El secretario calificó como "una cosa muy buena" que otros organismos regionales como la Unión de Naciones Suramericanas (Unasur) y el Mercado Común del Sur (Mercosur) hayan establecido cláusulas que, señaló, buscan "evitar golpes".
Insulza dijo que la Carta Democrática Interamericana de la OEA es mucha más amplia que las disposiciones de otros organismos regionales, porque considera que no solo el derrocamiento de un gobierno es una "violación a la democracia", sino también otras situaciones como la debilidad institucional.

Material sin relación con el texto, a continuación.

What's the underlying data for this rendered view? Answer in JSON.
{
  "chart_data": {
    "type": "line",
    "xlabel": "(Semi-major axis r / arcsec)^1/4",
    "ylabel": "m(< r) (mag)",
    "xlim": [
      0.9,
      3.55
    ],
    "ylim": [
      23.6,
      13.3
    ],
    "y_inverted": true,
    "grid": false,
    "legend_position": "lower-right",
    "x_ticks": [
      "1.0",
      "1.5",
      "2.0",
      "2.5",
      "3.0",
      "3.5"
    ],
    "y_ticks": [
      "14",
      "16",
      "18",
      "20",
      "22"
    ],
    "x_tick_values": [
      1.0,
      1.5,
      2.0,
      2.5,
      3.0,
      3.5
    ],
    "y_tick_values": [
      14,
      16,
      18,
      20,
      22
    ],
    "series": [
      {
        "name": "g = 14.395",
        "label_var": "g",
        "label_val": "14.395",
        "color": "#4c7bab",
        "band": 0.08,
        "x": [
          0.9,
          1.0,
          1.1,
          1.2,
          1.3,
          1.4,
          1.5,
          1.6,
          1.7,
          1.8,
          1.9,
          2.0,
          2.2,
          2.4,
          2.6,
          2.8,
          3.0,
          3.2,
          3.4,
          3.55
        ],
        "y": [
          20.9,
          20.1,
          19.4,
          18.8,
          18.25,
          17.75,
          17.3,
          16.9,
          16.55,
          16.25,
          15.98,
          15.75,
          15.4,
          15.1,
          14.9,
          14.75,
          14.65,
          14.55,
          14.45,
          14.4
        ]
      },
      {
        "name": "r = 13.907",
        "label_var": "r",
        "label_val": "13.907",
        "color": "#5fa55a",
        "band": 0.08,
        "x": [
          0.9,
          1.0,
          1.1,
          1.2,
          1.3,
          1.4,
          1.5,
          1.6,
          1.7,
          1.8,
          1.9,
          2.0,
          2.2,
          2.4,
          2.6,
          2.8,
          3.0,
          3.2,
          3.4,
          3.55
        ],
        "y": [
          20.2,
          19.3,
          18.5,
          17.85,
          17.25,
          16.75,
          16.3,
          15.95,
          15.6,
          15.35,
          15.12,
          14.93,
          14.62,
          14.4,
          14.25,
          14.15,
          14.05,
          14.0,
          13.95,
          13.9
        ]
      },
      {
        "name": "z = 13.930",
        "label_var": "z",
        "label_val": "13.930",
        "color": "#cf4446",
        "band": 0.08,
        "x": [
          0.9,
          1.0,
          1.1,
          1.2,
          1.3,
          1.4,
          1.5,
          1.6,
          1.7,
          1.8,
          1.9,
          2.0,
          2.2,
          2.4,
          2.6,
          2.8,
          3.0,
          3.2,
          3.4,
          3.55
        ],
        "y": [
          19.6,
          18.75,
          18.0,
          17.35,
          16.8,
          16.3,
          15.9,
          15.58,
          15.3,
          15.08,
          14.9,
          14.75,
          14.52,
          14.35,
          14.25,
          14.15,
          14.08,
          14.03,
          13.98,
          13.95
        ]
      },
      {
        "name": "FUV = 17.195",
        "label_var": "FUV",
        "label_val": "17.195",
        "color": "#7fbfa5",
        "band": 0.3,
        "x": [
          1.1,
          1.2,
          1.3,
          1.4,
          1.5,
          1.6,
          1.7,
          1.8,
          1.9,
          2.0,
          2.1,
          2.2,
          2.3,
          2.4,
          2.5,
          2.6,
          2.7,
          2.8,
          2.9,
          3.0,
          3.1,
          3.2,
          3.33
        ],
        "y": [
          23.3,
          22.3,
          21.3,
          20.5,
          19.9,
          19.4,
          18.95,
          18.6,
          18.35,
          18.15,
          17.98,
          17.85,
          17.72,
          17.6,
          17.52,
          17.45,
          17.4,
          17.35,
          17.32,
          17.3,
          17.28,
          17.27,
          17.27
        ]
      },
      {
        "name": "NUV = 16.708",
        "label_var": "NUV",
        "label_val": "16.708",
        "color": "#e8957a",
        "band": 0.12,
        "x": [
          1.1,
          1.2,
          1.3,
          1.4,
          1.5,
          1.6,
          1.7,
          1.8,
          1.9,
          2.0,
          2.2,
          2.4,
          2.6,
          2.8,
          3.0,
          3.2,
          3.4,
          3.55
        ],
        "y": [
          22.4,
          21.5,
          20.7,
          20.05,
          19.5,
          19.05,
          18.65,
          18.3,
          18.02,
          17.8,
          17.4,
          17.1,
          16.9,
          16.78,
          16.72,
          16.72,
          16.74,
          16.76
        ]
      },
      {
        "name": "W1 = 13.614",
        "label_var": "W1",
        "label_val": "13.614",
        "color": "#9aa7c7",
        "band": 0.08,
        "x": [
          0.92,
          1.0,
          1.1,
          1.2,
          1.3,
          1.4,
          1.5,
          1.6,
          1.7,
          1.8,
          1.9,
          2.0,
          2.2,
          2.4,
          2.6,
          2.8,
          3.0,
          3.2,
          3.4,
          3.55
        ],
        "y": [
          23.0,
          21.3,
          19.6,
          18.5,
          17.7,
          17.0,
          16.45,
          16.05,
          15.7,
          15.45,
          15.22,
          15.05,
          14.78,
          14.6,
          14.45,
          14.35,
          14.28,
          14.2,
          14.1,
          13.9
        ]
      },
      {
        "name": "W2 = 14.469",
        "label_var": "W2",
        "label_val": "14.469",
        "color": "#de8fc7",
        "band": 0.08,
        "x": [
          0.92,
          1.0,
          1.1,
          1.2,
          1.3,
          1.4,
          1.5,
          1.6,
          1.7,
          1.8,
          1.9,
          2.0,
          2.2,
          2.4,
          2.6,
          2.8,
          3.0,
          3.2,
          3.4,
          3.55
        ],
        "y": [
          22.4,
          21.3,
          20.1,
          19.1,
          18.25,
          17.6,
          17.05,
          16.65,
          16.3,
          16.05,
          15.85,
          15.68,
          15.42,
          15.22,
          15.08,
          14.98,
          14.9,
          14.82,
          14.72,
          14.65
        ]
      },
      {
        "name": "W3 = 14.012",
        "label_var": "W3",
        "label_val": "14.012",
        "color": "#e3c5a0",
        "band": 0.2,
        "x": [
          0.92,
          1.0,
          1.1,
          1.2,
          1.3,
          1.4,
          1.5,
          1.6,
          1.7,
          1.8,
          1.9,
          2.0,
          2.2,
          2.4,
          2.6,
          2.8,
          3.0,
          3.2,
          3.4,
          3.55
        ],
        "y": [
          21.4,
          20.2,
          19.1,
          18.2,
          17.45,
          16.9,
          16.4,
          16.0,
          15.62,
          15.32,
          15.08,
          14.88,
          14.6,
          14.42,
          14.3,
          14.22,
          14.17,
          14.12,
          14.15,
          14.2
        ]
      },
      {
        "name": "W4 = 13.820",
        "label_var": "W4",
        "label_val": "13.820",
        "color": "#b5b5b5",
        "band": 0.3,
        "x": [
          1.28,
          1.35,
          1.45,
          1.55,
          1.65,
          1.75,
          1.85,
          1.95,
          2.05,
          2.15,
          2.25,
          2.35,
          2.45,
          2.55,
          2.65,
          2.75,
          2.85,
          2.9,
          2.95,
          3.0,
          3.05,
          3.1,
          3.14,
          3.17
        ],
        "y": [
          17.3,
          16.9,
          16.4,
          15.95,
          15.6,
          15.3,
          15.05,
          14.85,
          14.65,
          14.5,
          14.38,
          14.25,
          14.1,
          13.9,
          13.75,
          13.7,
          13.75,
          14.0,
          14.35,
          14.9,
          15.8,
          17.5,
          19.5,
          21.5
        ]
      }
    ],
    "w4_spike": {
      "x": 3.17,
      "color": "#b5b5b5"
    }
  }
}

Insulza admitió que lo más importante sería lograr que los organismos regionales pudieran actuar antes de que ocurran las interrupciones del orden constitucional en los países del hemisferio.
"Es muy difícil aplicar medidas efectivas después de que los hechos han ocurrido", dijo el secretario general, que reiteró su respaldo a la propuesta del presidente salvadoreño, Mauricio Funes, de crear una especie de "alerta temprana" para actuar ante las situaciones de riesgo democrático.
La OEA celebrará, desde mañana y hasta el próximo martes, en la capital salvadoreña su 41 Asamblea General, centrada en el tema de la seguridad ciudadana en el hemisferio, que ahora vive una creciente violencia asociada con los carteles del narcotráfico.
A la Asamblea está anunciada la asistencia, el próximo lunes, del presidente hondureño, Porfirio Lobo, para agradecer el reingreso de Honduras en el organismo, del que fue suspendida el 4 de julio de 2009, seis días después del derrocamiento del entonces gobernante del país centroamericano Manuel Zelaya.